I did not share that before deciding to have dinner at the Union Oyster House, I was at a total loss of directions searching for the James Hook Lobster restaurant. I had wanted to sample its lobster roll only to realized that James Hook Lobster restaurant was closed for the day. After which, I decided to head for Union Oyster House yet I did not quite want to refer to the map too much. I ended up walking rather randomly near and along the Freedom Trail, feeling absolutely tired and directionless. Only when I found my way to Union Oyster House and sat down to order dinner, I felt a sense of relief that finally my feet could rest.
My learning points: When travelling alone, it helps a lot to take good care of myself and be extra kind to myself. If I take good care of myself, even if I only caught a few interesting sights, the positive memories will last for a longer time.
Perhaps I was doing too much to manage a sense of loss that had to do with bidding goodbye to Boston, after dinner at Union Oyster House, I roamed almost randomly and cluelessly up to North End, walked along Hanover Street, witnessed many people queuing at Mike's Pastry and wondered what I have missed. Maybe all I needed was rest?
|Mike's Pastry in the evening.|
On my way back to the hostel, I met a gentleman called John who was asking for a donation. After acceding to the request, I asked for directions to South Station and when he told me the way, my gut-feeling was that it was such a longer way back to the hostel. I would have been better off taking a train from North Station. In the end, I walked most of the way back to the hostel. The experience was a reminder to trust my own judgement more when it comes to navigating my way about. Even though I was a mere new visitor to Boston, my instincts had proven to be serving me quite well.

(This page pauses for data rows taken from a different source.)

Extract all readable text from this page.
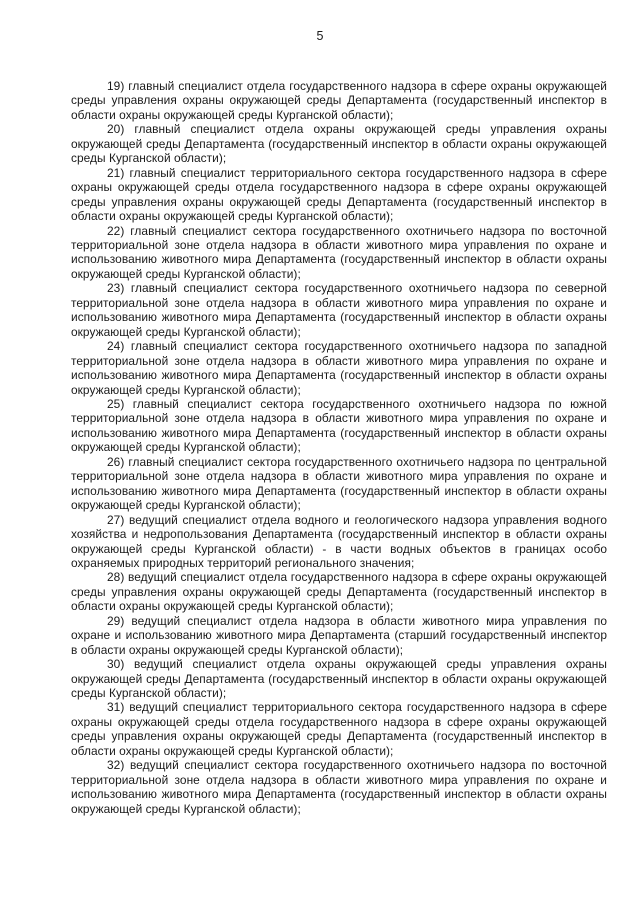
5

19) главный специалист отдела государственного надзора в сфере охраны окружающей среды управления охраны окружающей среды Департамента (государственный инспектор в области охраны окружающей среды Курганской области);

20) главный специалист отдела охраны окружающей среды управления охраны окружающей среды Департамента (государственный инспектор в области охраны окружающей среды Курганской области);

21) главный специалист территориального сектора государственного надзора в сфере охраны окружающей среды отдела государственного надзора в сфере охраны окружающей среды управления охраны окружающей среды Департамента (государственный инспектор в области охраны окружающей среды Курганской области);

22) главный специалист сектора государственного охотничьего надзора по восточной территориальной зоне отдела надзора в области животного мира управления по охране и использованию животного мира Департамента (государственный инспектор в области охраны окружающей среды Курганской области);

23) главный специалист сектора государственного охотничьего надзора по северной территориальной зоне отдела надзора в области животного мира управления по охране и использованию животного мира Департамента (государственный инспектор в области охраны окружающей среды Курганской области);

24) главный специалист сектора государственного охотничьего надзора по западной территориальной зоне отдела надзора в области животного мира управления по охране и использованию животного мира Департамента (государственный инспектор в области охраны окружающей среды Курганской области);

25) главный специалист сектора государственного охотничьего надзора по южной территориальной зоне отдела надзора в области животного мира управления по охране и использованию животного мира Департамента (государственный инспектор в области охраны окружающей среды Курганской области);

26) главный специалист сектора государственного охотничьего надзора по центральной территориальной зоне отдела надзора в области животного мира управления по охране и использованию животного мира Департамента (государственный инспектор в области охраны окружающей среды Курганской области);

27) ведущий специалист отдела водного и геологического надзора управления водного хозяйства и недропользования Департамента (государственный инспектор в области охраны окружающей среды Курганской области) - в части водных объектов в границах особо охраняемых природных территорий регионального значения;

28) ведущий специалист отдела государственного надзора в сфере охраны окружающей среды управления охраны окружающей среды Департамента (государственный инспектор в области охраны окружающей среды Курганской области);

29) ведущий специалист отдела надзора в области животного мира управления по охране и использованию животного мира Департамента (старший государственный инспектор в области охраны окружающей среды Курганской области);

30) ведущий специалист отдела охраны окружающей среды управления охраны окружающей среды Департамента (государственный инспектор в области охраны окружающей среды Курганской области);

31) ведущий специалист территориального сектора государственного надзора в сфере охраны окружающей среды отдела государственного надзора в сфере охраны окружающей среды управления охраны окружающей среды Департамента (государственный инспектор в области охраны окружающей среды Курганской области);

32) ведущий специалист сектора государственного охотничьего надзора по восточной территориальной зоне отдела надзора в области животного мира управления по охране и использованию животного мира Департамента (государственный инспектор в области охраны окружающей среды Курганской области);
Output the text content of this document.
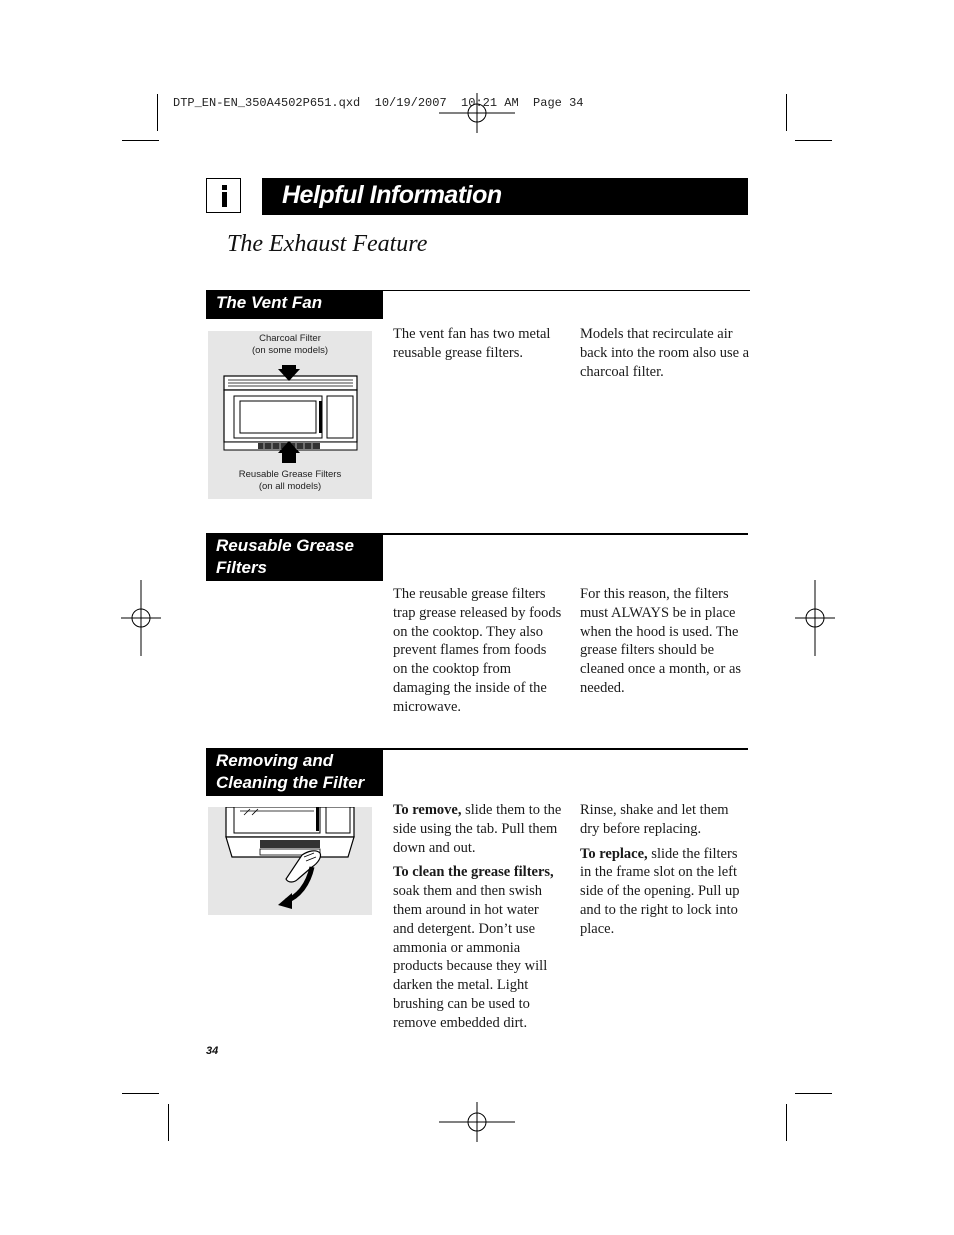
DTP_EN-EN_350A4502P651.qxd  10/19/2007  10:21 AM  Page 34
Helpful Information
The Exhaust Feature
The Vent Fan
Charcoal Filter
(on some models)
Reusable Grease Filters
(on all models)

The vent fan has two metal reusable grease filters.

Models that recirculate air back into the room also use a charcoal filter.

Reusable Grease
Filters

The reusable grease filters trap grease released by foods on the cooktop. They also prevent flames from foods on the cooktop from damaging the inside of the microwave.

For this reason, the filters must ALWAYS be in place when the hood is used. The grease filters should be cleaned once a month, or as needed.

Removing and
Cleaning the Filter

To remove, slide them to the side using the tab. Pull them down and out.

To clean the grease filters, soak them and then swish them around in hot water and detergent. Don’t use ammonia or ammonia products because they will darken the metal. Light brushing can be used to remove embedded dirt.

Rinse, shake and let them dry before replacing.

To replace, slide the filters in the frame slot on the left side of the opening. Pull up and to the right to lock into place.

34
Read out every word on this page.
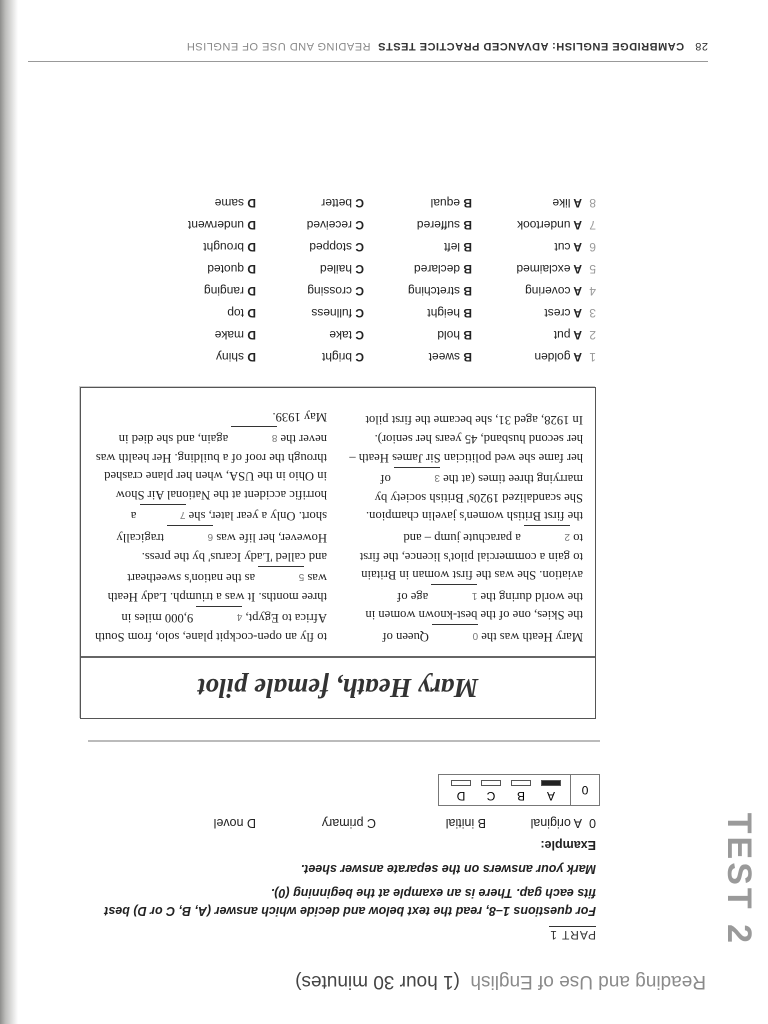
TEST 2
Reading and Use of English  (1 hour 30 minutes)
PART 1
For questions 1–8, read the text below and decide which answer (A, B, C or D) best fits each gap. There is an example at the beginning (0).
Mark your answers on the separate answer sheet.
Example:
0
A original
B initial
C primary
D novel
0
A
B
C
D
Mary Heath, female pilot
Mary Heath was the 0 Queen of
the Skies, one of the best-known women in
the world during the 1 age of
aviation. She was the first woman in Britain
to gain a commercial pilot's licence, the first
to 2 a parachute jump – and
the first British women's javelin champion.
She scandalized 1920s' British society by
marrying three times (at the 3 of
her fame she wed politician Sir James Heath –
her second husband, 45 years her senior).
In 1928, aged 31, she became the first pilot
to fly an open-cockpit plane, solo, from South
Africa to Egypt, 4 9,000 miles in
three months. It was a triumph. Lady Heath
was 5 as the nation's sweetheart
and called 'Lady Icarus' by the press.
However, her life was 6 tragically
short. Only a year later, she 7 a
horrific accident at the National Air Show
in Ohio in the USA, when her plane crashed
through the roof of a building. Her health was
never the 8 again, and she died in
May 1939.
1
A golden
B sweet
C bright
D shiny
2
A put
B hold
C take
D make
3
A crest
B height
C fullness
D top
4
A covering
B stretching
C crossing
D ranging
5
A exclaimed
B declared
C hailed
D quoted
6
A cut
B left
C stopped
D brought
7
A undertook
B suffered
C received
D underwent
8
A like
B equal
C better
D same
28   CAMBRIDGE ENGLISH: ADVANCED PRACTICE TESTS  READING AND USE OF ENGLISH
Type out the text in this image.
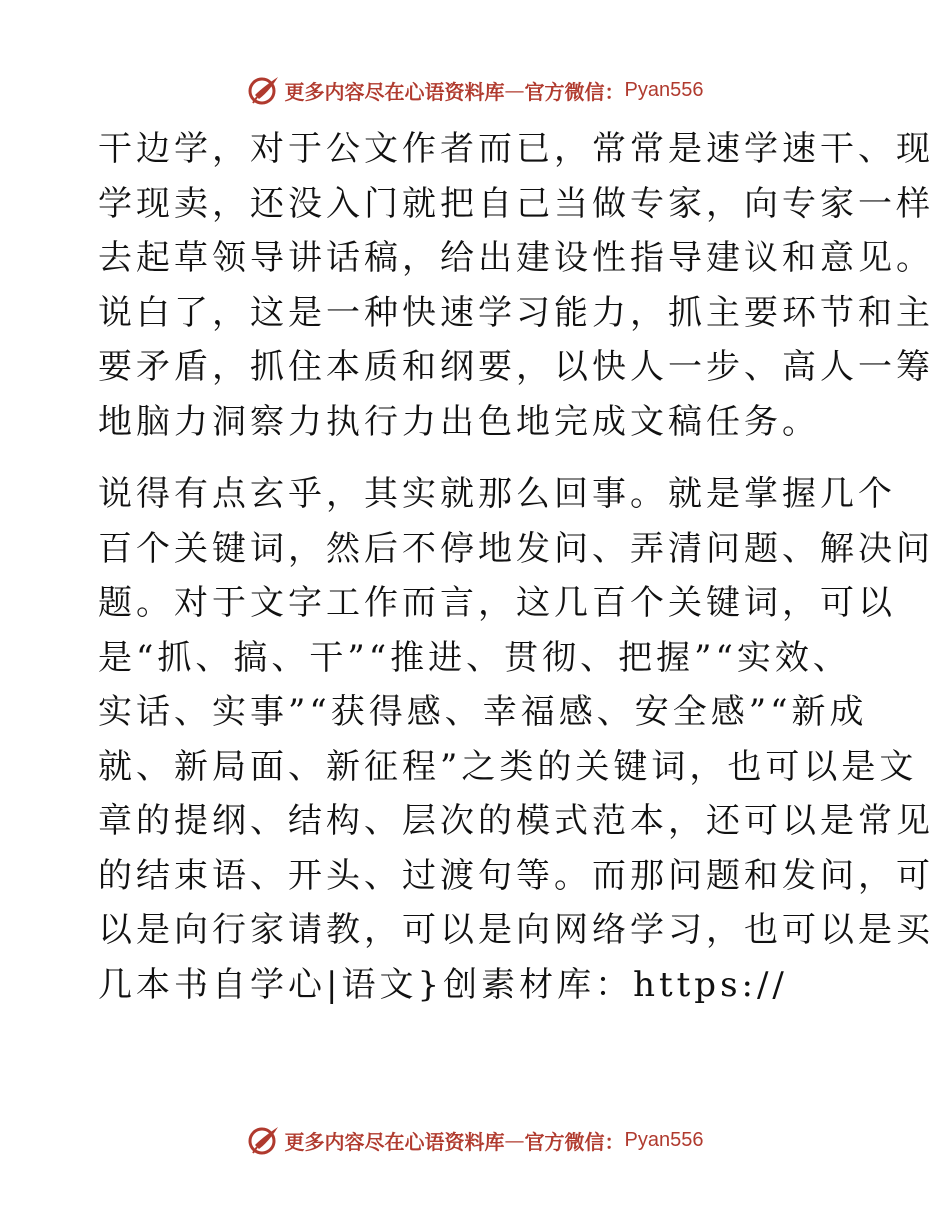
更多内容尽在心语资料库 — 官方微信： Pyan556

干边学，对于公文作者而已，常常是速学速干、现
学现卖，还没入门就把自己当做专家，向专家一样
去起草领导讲话稿，给出建设性指导建议和意见。
说白了，这是一种快速学习能力，抓主要环节和主
要矛盾，抓住本质和纲要，以快人一步、高人一筹
地脑力洞察力执行力出色地完成文稿任务。

说得有点玄乎，其实就那么回事。就是掌握几个
百个关键词，然后不停地发问、弄清问题、解决问
题。对于文字工作而言，这几百个关键词，可以
是“抓、搞、干”“推进、贯彻、把握”“实效、
实话、实事”“获得感、幸福感、安全感”“新成
就、新局面、新征程”之类的关键词，也可以是文
章的提纲、结构、层次的模式范本，还可以是常见
的结束语、开头、过渡句等。而那问题和发问，可
以是向行家请教，可以是向网络学习，也可以是买
几本书自学心|语文}创素材库：https://

更多内容尽在心语资料库 — 官方微信： Pyan556
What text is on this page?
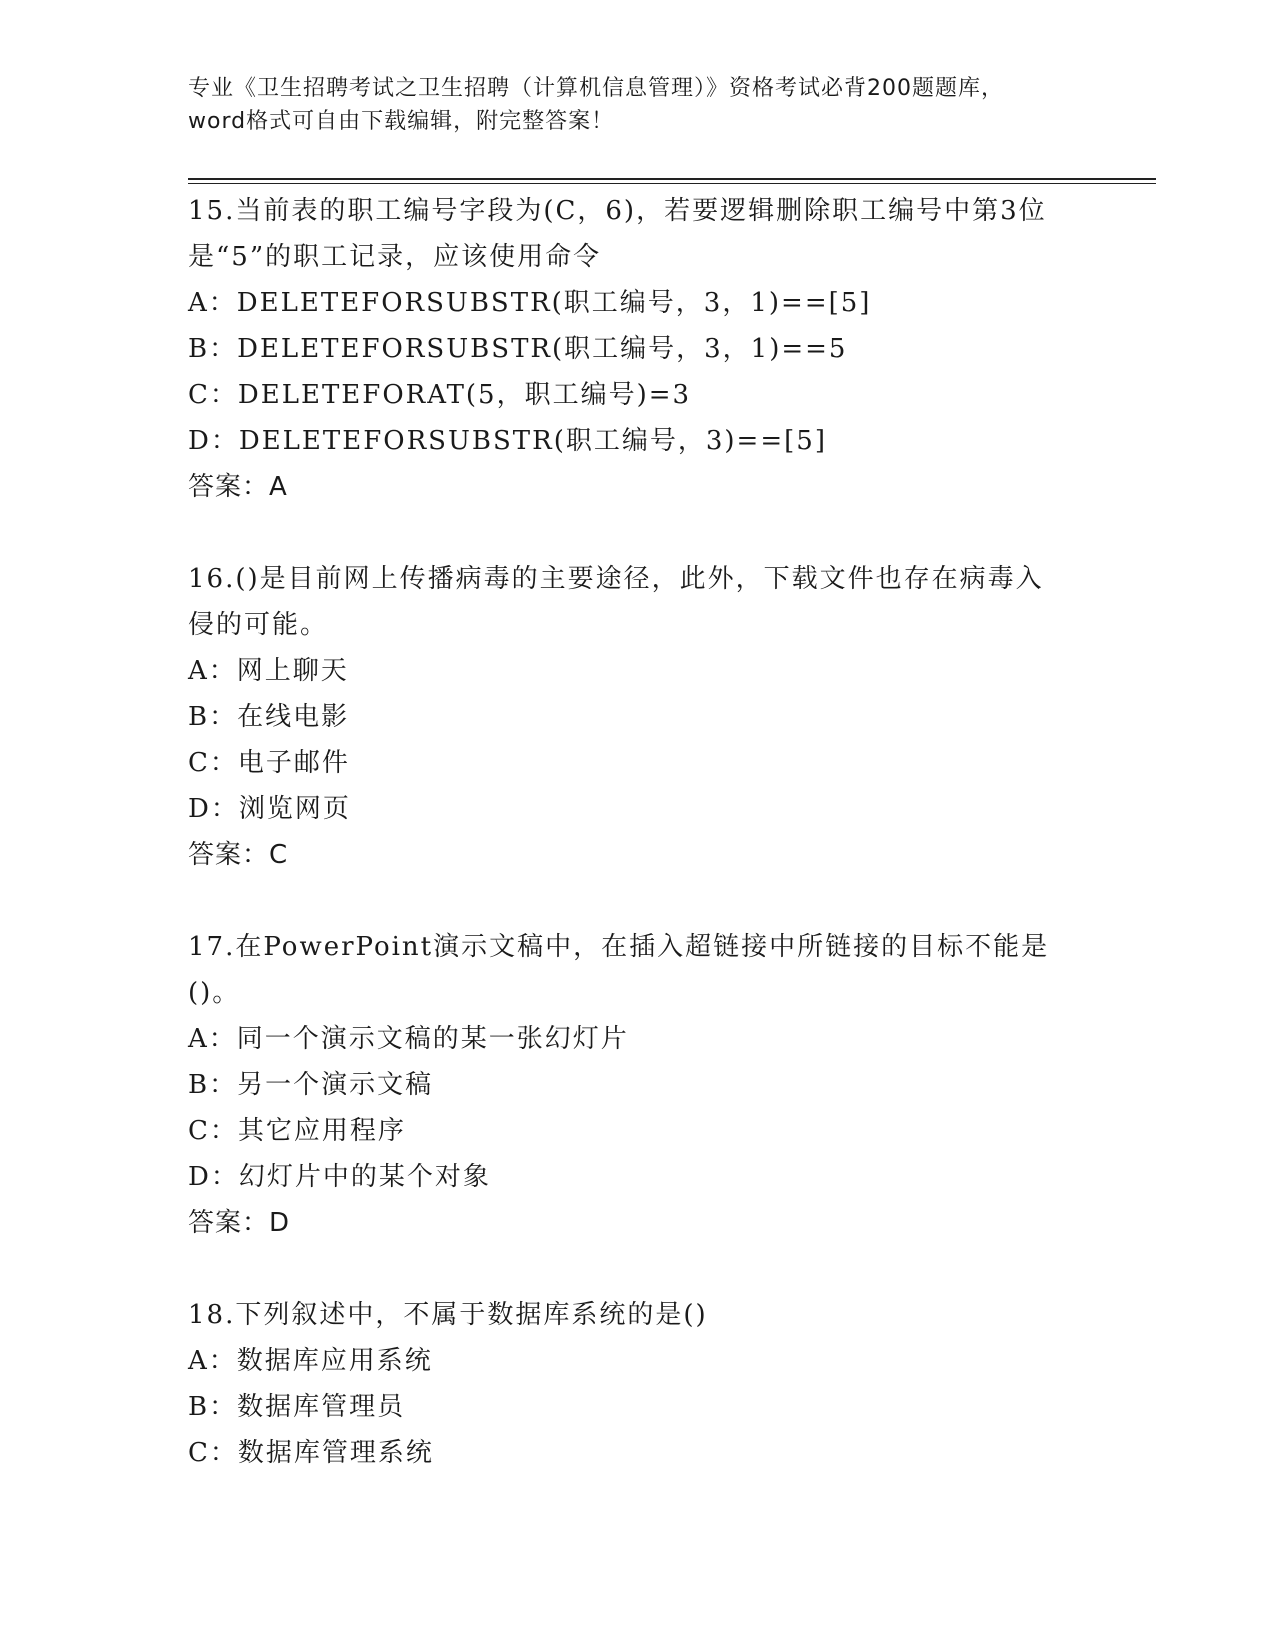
专业《卫生招聘考试之卫生招聘（计算机信息管理）》资格考试必背200题题库，
word格式可自由下载编辑，附完整答案！
15.当前表的职工编号字段为(C，6)，若要逻辑删除职工编号中第3位
是“5”的职工记录，应该使用命令
A：DELETEFORSUBSTR(职工编号，3，1)==[5]
B：DELETEFORSUBSTR(职工编号，3，1)==5
C：DELETEFORAT(5，职工编号)=3
D：DELETEFORSUBSTR(职工编号，3)==[5]
答案：A
16.()是目前网上传播病毒的主要途径，此外，下载文件也存在病毒入
侵的可能。
A：网上聊天
B：在线电影
C：电子邮件
D：浏览网页
答案：C
17.在PowerPoint演示文稿中，在插入超链接中所链接的目标不能是
()。
A：同一个演示文稿的某一张幻灯片
B：另一个演示文稿
C：其它应用程序
D：幻灯片中的某个对象
答案：D
18.下列叙述中，不属于数据库系统的是()
A：数据库应用系统
B：数据库管理员
C：数据库管理系统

I wondered what my heart was urging me to do?
An evening without a clear sense of direction yet I saw some beautiful sights along the way. I learnt I do not like the feeling of navigating in uncertainty when I am physically tired. Yet with faith, I managed to see some interesting sights, kept myself safe and got to know Boston better. Maybe even if the journey felt challenging, the outcome could be better than expected?